Perfectly Incendiary: Arcade Fire Puts On A Faith-Rekindling Performance -- Concert Review

Concert Review

Arcade Fire
with The National
April 25, 2011
UIC Pavilion, Chicago

Throughout my life, I have attended almost 500 rock concerts. Most have been acutely enjoyable but among the ones that stand out as most distinctly memorable are those that represent the first time I saw some of my favorite artists.

For the enjoyment that any great show can provide is amplified when accompanied by the thrill of discovery upon first experiencing just how phenomenal--dare I say life-changing--a certain act can be on a concert stage.

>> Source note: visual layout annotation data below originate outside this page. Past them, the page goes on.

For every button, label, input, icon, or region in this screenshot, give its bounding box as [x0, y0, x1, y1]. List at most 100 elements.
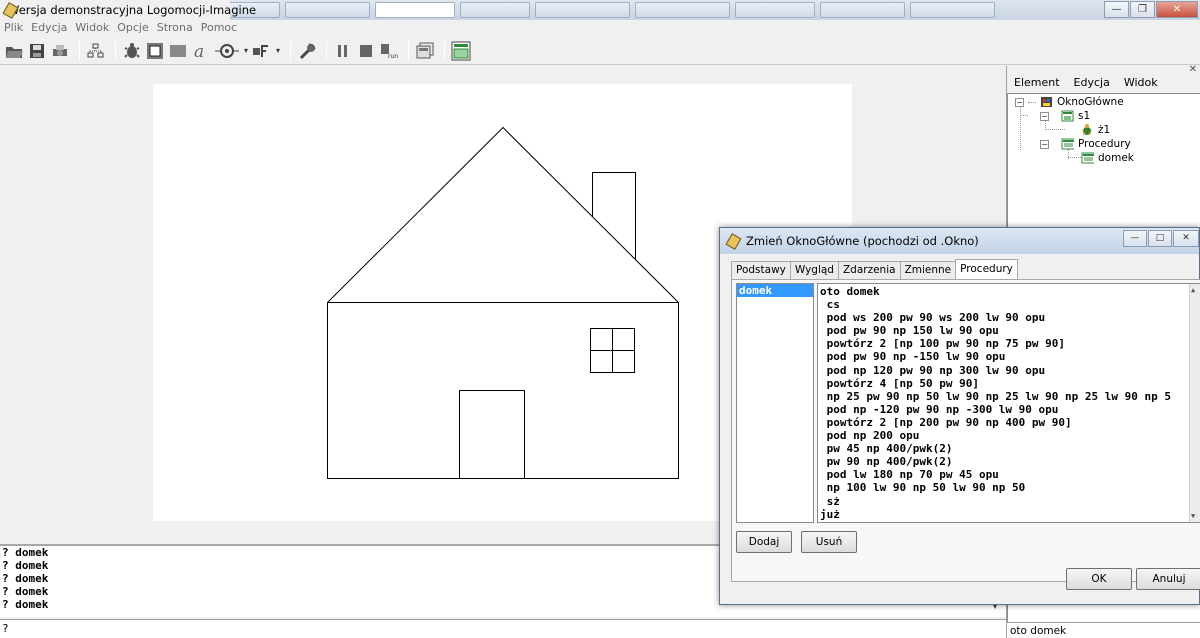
cancel-button[interactable]: Anuluj: [1136, 568, 1200, 590]
procedure-list[interactable]: domek: [736, 283, 814, 523]
tree-node-procedures[interactable]: − Procedury: [1040, 137, 1131, 151]
title-bar: Wersja demonstracyjna Logomocji-Imagine …: [0, 0, 1200, 22]
window-green-icon[interactable]: [451, 40, 471, 62]
code-line: pod np 120 pw 90 np 300 lw 90 opu: [820, 363, 1046, 377]
tree-view-icon[interactable]: [86, 40, 106, 62]
list-item[interactable]: domek: [737, 284, 813, 297]
code-line: sż: [820, 494, 840, 508]
taskbar-button[interactable]: [535, 2, 630, 18]
house-roof: [327, 126, 679, 303]
menu-pomoc[interactable]: Pomoc: [201, 20, 237, 36]
taskbar-button[interactable]: [820, 2, 905, 18]
tab-zmienne[interactable]: Zmienne: [899, 261, 957, 279]
add-button[interactable]: Dodaj: [736, 531, 792, 553]
app-title-area: Wersja demonstracyjna Logomocji-Imagine: [0, 0, 256, 20]
dialog-title: Zmień OknoGłówne (pochodzi od .Okno): [746, 234, 979, 248]
rectangle-icon[interactable]: [168, 40, 188, 62]
tree-node-root[interactable]: − OknoGłówne: [1015, 95, 1124, 109]
restore-icon[interactable]: ❐: [1130, 1, 1155, 18]
menu-opcje[interactable]: Opcje: [117, 20, 149, 36]
code-line: pod pw 90 np 150 lw 90 opu: [820, 324, 999, 338]
code-line: powtórz 2 [np 100 pw 90 np 75 pw 90]: [820, 337, 1066, 351]
toolbar: a ▾ ▾ run: [0, 37, 1200, 65]
procedure-icon: [1081, 152, 1094, 164]
panel-close-icon[interactable]: ✕: [1189, 64, 1197, 75]
control-icon[interactable]: [252, 40, 272, 62]
collapse-icon[interactable]: −: [1015, 97, 1024, 107]
code-line: pod ws 200 pw 90 ws 200 lw 90 opu: [820, 311, 1046, 325]
pages-icon[interactable]: [415, 40, 435, 62]
ok-button[interactable]: OK: [1066, 568, 1132, 590]
code-line: oto domek: [820, 285, 880, 298]
tree-node-label: s1: [1078, 110, 1091, 122]
edit-dialog: Zmień OknoGłówne (pochodzi od .Okno) — □…: [719, 227, 1200, 605]
tree-node-domek[interactable]: domek: [1081, 151, 1134, 165]
pause-icon[interactable]: [333, 40, 353, 62]
save-icon[interactable]: [27, 40, 47, 62]
tree-node-label: ż1: [1098, 124, 1111, 136]
close-icon[interactable]: ✕: [1173, 230, 1199, 247]
tab-podstawy[interactable]: Podstawy: [731, 261, 791, 279]
close-icon[interactable]: ✕: [1156, 1, 1198, 18]
tree-node-label: OknoGłówne: [1057, 96, 1124, 108]
code-line: pod np 200 opu: [820, 429, 920, 443]
frame-icon[interactable]: [145, 40, 165, 62]
code-scrollbar[interactable]: ▲ ▼: [1189, 284, 1200, 522]
code-line: pod np -120 pw 90 np -300 lw 90 opu: [820, 402, 1059, 416]
menu-edycja[interactable]: Edycja: [31, 20, 67, 36]
taskbar-button[interactable]: [910, 2, 995, 18]
run-icon[interactable]: [297, 40, 317, 62]
procedure-code-editor[interactable]: oto domek cs pod ws 200 pw 90 ws 200 lw …: [817, 283, 1200, 523]
tab-wyglad[interactable]: Wygląd: [789, 261, 839, 279]
scroll-down-icon[interactable]: ▼: [1191, 512, 1195, 520]
step-icon[interactable]: run: [379, 40, 399, 62]
menu-bar: Plik Edycja Widok Opcje Strona Pomoc: [0, 20, 1200, 36]
taskbar-button[interactable]: [375, 2, 455, 18]
slider-icon[interactable]: [214, 40, 240, 62]
taskbar-button[interactable]: [635, 2, 730, 18]
minimize-icon[interactable]: —: [1123, 230, 1147, 247]
taskbar-button[interactable]: [285, 2, 370, 18]
minimize-icon[interactable]: —: [1104, 1, 1129, 18]
code-line: np 25 pw 90 np 50 lw 90 np 25 lw 90 np 2…: [820, 389, 1171, 403]
stop-icon[interactable]: [356, 40, 376, 62]
tree-menu-bar: Element Edycja Widok: [1007, 74, 1200, 92]
maximize-icon[interactable]: □: [1148, 230, 1172, 247]
command-input[interactable]: ?: [0, 619, 1006, 638]
code-line: pod lw 180 np 70 pw 45 opu: [820, 468, 999, 482]
chevron-down-icon[interactable]: ▾: [275, 40, 281, 62]
text-icon[interactable]: a: [191, 40, 211, 62]
menu-strona[interactable]: Strona: [157, 20, 193, 36]
house-chimney: [592, 172, 636, 260]
code-line: powtórz 4 [np 50 pw 90]: [820, 376, 979, 390]
open-folder-icon[interactable]: [4, 40, 24, 62]
remove-button[interactable]: Usuń: [801, 531, 857, 553]
procedures-tab-panel: domek oto domek cs pod ws 200 pw 90 ws 2…: [731, 279, 1200, 582]
tree-menu-edycja[interactable]: Edycja: [1074, 74, 1110, 92]
procedures-icon: [1061, 138, 1074, 150]
taskbar-button[interactable]: [460, 2, 530, 18]
code-line: pw 45 np 400/pwk(2): [820, 442, 953, 456]
print-icon[interactable]: [50, 40, 70, 62]
tab-zdarzenia[interactable]: Zdarzenia: [837, 261, 901, 279]
chevron-down-icon[interactable]: ▾: [243, 40, 249, 62]
menu-widok[interactable]: Widok: [75, 20, 109, 36]
svg-text:a: a: [194, 42, 204, 60]
scroll-up-icon[interactable]: ▲: [1191, 286, 1195, 294]
tree-menu-element[interactable]: Element: [1014, 74, 1060, 92]
tree-node-label: Procedury: [1078, 138, 1131, 150]
tab-procedury[interactable]: Procedury: [955, 259, 1018, 279]
collapse-icon[interactable]: −: [1040, 111, 1049, 121]
dialog-title-bar: Zmień OknoGłówne (pochodzi od .Okno) — □…: [720, 228, 1199, 254]
svg-text:run: run: [388, 53, 398, 59]
house-door: [459, 390, 525, 479]
tree-node-z1[interactable]: ż1: [1081, 123, 1110, 137]
turtle-icon[interactable]: [122, 40, 142, 62]
collapse-icon[interactable]: −: [1040, 139, 1049, 149]
tree-status-bar: oto domek: [1007, 622, 1200, 638]
tree-node-s1[interactable]: − s1: [1040, 109, 1090, 123]
menu-plik[interactable]: Plik: [4, 20, 23, 36]
taskbar-button[interactable]: [735, 2, 815, 18]
window-controls: — ❐ ✕: [1104, 1, 1198, 18]
tree-menu-widok[interactable]: Widok: [1124, 74, 1158, 92]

I can still vividly recall the first time I saw Bruce Springsteen, R.E.M., U2 and Nirvana (actually the only time on that one). But with the pool of rock artists I really want to see for a "first time" having largely dwindled, in the past decade only initial concerts by Coldplay (who I've never liked as much since) and The Killers stand out as "Holy F*ck!" virgin musical moments (although LCD Soundsystem was also really good last October). 

So for reasons beyond simply having taken in a terrific show on Monday night, I am thrilled to add Arcade Fire to the list of acts that truly blew me away on a first exploration.

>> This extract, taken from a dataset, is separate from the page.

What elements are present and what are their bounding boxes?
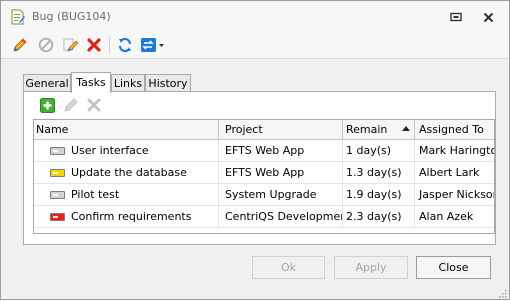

How good was their show--the third of three at Chicago's UIC Pavilion? Well, even semi-regular (and who isn't?) readers of this blog have probably picked up by now that even when I really like a performance, I usually have some quibbles. It is a very rare rock show when I don't gripe somewhat about the setlist or the show's length or the energy of the crowd or the acoustics in the venue or something. (OK, so the Pavilion's squashedtogetherseats were seemingly designed to fit small children, but I can't hold that against the band.)

Get ready to faint and start making snowballs in hell because I have absolutely no complaints with what I saw and heard from Arcade Fire, a band whose three albums I have liked more than loved, but who did what a great concert act should in elevating their recorded material in a live setting.

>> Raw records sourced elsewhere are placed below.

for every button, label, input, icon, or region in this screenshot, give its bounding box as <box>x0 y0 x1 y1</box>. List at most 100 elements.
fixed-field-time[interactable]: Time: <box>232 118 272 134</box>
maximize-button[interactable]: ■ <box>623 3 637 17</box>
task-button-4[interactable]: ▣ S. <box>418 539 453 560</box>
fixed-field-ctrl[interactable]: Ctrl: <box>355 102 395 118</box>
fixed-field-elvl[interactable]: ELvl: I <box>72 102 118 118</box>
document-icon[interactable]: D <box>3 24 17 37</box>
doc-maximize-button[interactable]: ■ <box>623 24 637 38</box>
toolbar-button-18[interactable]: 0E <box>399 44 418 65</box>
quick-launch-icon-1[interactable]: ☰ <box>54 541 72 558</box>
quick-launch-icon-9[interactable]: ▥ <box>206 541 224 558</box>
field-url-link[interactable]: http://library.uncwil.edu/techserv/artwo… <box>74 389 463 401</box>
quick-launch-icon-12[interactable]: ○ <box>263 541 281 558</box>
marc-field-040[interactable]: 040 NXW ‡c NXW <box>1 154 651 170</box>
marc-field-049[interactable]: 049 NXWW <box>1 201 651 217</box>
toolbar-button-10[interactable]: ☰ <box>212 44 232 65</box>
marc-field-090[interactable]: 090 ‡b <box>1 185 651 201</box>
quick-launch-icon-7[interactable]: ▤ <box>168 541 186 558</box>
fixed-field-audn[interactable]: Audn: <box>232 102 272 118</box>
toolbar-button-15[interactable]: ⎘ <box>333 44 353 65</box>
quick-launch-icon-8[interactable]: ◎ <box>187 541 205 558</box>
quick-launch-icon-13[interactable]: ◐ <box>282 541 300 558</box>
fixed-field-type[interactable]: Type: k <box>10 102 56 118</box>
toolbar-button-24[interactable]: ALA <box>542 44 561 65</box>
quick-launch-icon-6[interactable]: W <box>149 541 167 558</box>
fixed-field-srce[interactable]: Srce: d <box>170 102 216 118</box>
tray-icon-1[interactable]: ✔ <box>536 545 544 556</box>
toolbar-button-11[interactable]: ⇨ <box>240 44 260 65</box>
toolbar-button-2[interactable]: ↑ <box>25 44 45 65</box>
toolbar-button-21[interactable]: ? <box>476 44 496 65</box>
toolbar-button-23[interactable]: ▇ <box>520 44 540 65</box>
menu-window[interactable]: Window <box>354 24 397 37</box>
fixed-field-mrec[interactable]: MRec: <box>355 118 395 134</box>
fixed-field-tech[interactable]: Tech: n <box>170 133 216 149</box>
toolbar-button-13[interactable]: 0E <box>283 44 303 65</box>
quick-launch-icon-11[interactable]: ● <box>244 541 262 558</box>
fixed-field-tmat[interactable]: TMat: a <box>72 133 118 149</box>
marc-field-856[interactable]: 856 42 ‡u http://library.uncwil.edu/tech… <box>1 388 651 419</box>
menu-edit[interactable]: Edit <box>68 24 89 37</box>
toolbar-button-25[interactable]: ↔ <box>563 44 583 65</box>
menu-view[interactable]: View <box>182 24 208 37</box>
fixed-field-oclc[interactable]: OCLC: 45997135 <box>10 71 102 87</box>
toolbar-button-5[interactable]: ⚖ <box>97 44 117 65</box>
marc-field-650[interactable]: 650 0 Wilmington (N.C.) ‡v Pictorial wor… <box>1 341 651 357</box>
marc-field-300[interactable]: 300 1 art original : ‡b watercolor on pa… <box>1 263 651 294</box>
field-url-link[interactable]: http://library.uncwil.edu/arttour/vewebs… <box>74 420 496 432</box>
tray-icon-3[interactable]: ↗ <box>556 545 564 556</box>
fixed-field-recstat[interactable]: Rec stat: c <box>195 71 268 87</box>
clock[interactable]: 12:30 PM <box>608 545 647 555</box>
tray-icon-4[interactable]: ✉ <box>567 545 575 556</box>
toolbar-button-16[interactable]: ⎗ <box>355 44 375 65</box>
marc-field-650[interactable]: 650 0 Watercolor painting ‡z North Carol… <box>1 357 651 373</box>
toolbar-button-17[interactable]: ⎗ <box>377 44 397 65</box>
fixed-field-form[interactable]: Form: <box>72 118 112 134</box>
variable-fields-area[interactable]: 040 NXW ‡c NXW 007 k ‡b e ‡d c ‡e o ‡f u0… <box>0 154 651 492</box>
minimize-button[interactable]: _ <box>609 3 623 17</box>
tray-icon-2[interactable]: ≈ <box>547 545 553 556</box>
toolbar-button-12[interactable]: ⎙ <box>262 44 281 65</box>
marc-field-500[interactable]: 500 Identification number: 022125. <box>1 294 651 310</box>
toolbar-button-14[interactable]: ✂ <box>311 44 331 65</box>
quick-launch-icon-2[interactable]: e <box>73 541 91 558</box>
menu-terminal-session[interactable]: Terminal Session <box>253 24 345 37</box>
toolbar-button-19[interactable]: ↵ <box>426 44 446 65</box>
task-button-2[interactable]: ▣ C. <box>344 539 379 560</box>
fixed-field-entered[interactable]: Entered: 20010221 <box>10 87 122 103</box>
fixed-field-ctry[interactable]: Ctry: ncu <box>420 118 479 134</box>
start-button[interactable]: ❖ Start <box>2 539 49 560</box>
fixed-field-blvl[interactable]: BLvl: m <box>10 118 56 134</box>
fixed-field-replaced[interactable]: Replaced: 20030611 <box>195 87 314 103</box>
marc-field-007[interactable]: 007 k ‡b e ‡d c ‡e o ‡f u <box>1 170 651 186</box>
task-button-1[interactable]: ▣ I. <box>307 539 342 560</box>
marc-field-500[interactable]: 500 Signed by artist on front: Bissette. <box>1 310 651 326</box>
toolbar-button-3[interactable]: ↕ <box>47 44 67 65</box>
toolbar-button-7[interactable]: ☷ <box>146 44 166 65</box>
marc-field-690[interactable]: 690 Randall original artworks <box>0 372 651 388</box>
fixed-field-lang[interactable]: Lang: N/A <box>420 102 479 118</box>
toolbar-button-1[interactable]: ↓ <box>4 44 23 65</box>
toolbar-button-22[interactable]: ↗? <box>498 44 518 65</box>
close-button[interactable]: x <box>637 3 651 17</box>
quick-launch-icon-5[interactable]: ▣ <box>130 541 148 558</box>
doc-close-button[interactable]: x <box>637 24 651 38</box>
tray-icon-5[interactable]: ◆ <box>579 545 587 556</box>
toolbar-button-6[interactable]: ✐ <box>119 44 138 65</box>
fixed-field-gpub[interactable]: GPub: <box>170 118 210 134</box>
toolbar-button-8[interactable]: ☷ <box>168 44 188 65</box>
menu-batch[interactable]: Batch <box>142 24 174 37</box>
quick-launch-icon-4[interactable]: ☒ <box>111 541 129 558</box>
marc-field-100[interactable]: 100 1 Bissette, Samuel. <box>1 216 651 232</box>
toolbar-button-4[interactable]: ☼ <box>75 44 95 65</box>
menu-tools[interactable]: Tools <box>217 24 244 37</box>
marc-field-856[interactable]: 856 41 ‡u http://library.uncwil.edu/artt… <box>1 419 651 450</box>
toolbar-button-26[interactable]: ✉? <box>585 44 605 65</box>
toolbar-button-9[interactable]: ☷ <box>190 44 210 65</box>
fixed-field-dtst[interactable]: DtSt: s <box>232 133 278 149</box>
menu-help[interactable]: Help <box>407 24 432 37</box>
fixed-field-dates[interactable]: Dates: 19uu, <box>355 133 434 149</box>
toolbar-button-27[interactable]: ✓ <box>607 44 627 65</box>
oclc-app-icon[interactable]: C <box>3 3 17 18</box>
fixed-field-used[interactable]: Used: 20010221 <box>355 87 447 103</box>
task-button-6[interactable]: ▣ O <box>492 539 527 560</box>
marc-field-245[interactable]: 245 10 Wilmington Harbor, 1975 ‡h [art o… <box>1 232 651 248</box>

It was, quite simply, a perfect 97 minutes; all killer, no filler. And although the 8-member band played largely the same songs as the first two nights, they changed the sequencing and swapped in a couple different tunes--including "Empty Room," one of my favorites from their Grammy-winning album, The Suburbs--so we got our own show (and any repeat attendees got a different one). In the vein of Springsteen, Pearl Jam, Radiohead and other favorites, I like when bands do that, rather than follow the exact same script night after night. (Here's Monday's setlist, with easy access to all others).

And everything they played--led by lead singer Win Butler and his multi-instrumentalist & occasional vocalist wife, RĂ©gine Chassagne--sounded great, from the perfect opener, "Ready to Start" to a sublime "The Suburbs" to first-album, late-in-the-show powerhouses like "Neighborhood #3 (Power Out)" and "Wake Up."

Sure, Butler comes off a bit more intensely gracious than affably personable, but it's clear that this isn't a band from which one expects stage patter.

But when the music is this good, accompanied by some striking visuals, who needs it? Although opening act The National could themselves likely headline decent-sized theaters and were enjoyable in their hourlong set--even it was about twice as much as I needed--Arcade Fire was light years better than their relative contemporaries in the modern alt-rock strata.

By this point, I  imagine there are two types of readers of this article: those who have seen Arcade Fire and fully agree and those who haven't and remain skeptical. I don't blame anyone in the latter camp; I was there myself over the past 6 years and even through Sunday night when their concert broadcast on WXRT sounded good, but nothing all that transcendent.

And who knows, maybe Monday was a confluence of a great show and my needing to hear one. But after having been in a bit of a malaise lately, Arcade Fire's emotionally-charged, perfectly-paced performance was not only a treat for my eyes and ears; in reminding me of the redemptive power of rock 'n roll at its most potent, it was truly galvanizing for my soul as well.